690 total views
INN NEWS – Presiden Jokowi memberi wejangan kepada semua tokoh calon presiden (capres) hingga wakil presiden (cawapres) untuk bisa menjaga kondisi Indonesia tetap sejuk menjelang Pemilu 2024.
Jokowi tidak ingin situasi di Pemilu 2024 terasa panas karena beberapa faktor salah satunya politik identitas.
“Saya titip pada kondisi dunia yang rentan saat ini semua menjaga agar kondusifitas dan situasi politik tetap adem. Kalau bisa kalau enggak bisa yang anget, tetapi jangan panas,” kata Jokowi pada Pembukaan Munas Hipmi di Solo, Jawa Tengah pada Senin 21 November 2022.
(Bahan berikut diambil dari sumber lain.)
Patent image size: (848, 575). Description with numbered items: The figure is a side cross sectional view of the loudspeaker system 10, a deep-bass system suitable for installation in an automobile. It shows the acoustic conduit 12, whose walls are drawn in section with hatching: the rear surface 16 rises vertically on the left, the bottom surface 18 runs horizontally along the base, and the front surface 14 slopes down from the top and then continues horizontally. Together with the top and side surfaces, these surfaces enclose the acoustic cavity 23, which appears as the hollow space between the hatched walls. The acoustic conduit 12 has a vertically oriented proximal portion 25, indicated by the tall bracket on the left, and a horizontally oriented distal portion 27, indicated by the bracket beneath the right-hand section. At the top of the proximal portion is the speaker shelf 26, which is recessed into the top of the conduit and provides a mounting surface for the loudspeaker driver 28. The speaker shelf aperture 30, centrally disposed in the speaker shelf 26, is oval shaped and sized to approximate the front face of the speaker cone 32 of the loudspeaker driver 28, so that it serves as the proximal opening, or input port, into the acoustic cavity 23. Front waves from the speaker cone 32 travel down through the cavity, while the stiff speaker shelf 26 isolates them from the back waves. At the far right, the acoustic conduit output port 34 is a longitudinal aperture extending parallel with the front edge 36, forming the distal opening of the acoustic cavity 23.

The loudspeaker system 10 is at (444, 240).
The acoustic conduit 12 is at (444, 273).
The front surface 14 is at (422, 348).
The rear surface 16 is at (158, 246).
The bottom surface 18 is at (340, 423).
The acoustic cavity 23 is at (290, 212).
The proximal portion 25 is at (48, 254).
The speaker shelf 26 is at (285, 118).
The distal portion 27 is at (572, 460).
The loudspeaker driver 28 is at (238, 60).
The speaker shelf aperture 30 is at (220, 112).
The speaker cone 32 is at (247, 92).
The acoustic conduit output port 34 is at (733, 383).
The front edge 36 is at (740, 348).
Jokowi juga memiliki harapan bahwa semua calon presiden dan wakil presiden di Pemilu 2024 harus beradu gagasan. Nantinya dengan adu gagasan ini mampu memperbaiki Indonesia di masa mendatang bukan justru menggunakan politik kotor.
Baca juga: Tahun Politik Makin Dekat, Jokowi Imbau Parpol Bersaing Sehat “Hati-Hati Milih Capres”
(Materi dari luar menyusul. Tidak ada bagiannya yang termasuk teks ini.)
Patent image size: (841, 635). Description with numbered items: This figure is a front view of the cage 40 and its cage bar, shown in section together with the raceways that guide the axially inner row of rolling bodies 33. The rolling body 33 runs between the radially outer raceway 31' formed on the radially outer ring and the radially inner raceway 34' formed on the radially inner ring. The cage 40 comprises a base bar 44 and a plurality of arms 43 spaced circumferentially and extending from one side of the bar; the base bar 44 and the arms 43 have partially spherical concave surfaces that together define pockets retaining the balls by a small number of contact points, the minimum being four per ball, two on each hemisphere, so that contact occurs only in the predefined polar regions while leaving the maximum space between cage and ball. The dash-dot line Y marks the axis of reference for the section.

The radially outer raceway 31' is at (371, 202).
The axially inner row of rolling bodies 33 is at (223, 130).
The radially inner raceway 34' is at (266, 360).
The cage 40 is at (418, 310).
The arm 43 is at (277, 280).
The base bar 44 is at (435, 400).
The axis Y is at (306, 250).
Harapan Jokowi ke calon presiden dan wakil presiden di Pemilu 2024 tidak membawa isu seputar suku, antargolongan, hingga agama dan ras.
“Jangan sampai panas, apalagi bawa-bawa politik SARA, tidak, jangan. Politisasi agama, tidak, jangan,” kata Jokowi.
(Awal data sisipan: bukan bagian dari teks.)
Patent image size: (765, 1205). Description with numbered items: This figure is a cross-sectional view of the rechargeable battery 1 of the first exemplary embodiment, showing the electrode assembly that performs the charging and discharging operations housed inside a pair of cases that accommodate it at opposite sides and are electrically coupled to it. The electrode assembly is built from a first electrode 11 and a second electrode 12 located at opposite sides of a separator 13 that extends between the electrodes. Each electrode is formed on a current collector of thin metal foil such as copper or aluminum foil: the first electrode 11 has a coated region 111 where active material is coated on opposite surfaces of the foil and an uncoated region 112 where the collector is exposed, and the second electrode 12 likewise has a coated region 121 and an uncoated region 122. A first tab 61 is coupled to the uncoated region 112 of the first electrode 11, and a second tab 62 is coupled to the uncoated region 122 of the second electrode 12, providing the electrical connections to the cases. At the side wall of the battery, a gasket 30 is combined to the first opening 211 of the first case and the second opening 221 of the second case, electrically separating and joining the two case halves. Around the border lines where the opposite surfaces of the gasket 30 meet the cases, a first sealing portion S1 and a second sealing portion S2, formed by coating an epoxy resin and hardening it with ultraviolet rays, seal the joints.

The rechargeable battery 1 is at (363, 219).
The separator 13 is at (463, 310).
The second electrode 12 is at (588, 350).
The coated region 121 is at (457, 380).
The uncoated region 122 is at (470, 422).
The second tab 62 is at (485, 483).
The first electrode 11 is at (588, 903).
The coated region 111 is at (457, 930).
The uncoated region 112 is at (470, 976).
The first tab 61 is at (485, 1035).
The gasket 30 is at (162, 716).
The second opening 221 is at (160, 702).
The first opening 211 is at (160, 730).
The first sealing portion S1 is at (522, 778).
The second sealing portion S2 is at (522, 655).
Selain itu, politisasi agama yang dibawa ke dalam kontestasi politik akan berdampak jangka panjang di masyarakat. Jokowi juga melihat capres dan cawapres harus belajar dari pengalaman sebelumnya, hingga pemilu tahun 2024 tetap terasa adem dan sejuk.
“Politisasi agama kita sudah merasakan dan itu terbawa lama. Hindari ini. Lakukan politik gagasan dan ide. Tapi jangan masuk ke politik SARA, politisasi agama, dan identitas. Jangan, sangat berbahaya,” tambah Jokowi.
Diketahui, sejumlah Parpol sudah deklarasi calon presiden, namun ada beberapa partai yang masih menyusun koalisi sekaligus merumuskan nama untuk bakal calon presiden dan wakil presiden.
Sebagai informasi, bahwa pembukaan Munas Hipmi di Solo juga dihadiri beberapa pejabat negara. Munas Hipmi dihadiri juga oleh Ketua DPR RI Puan Maharani, ketua DPD RI La Nyala Mataliti, kemudian Menteri Investasi, Bahlil Lahadalia, Menteri BUMN, Erick Thohir, dan Gubernur Jawa Tengah, Ganjar Pranowo.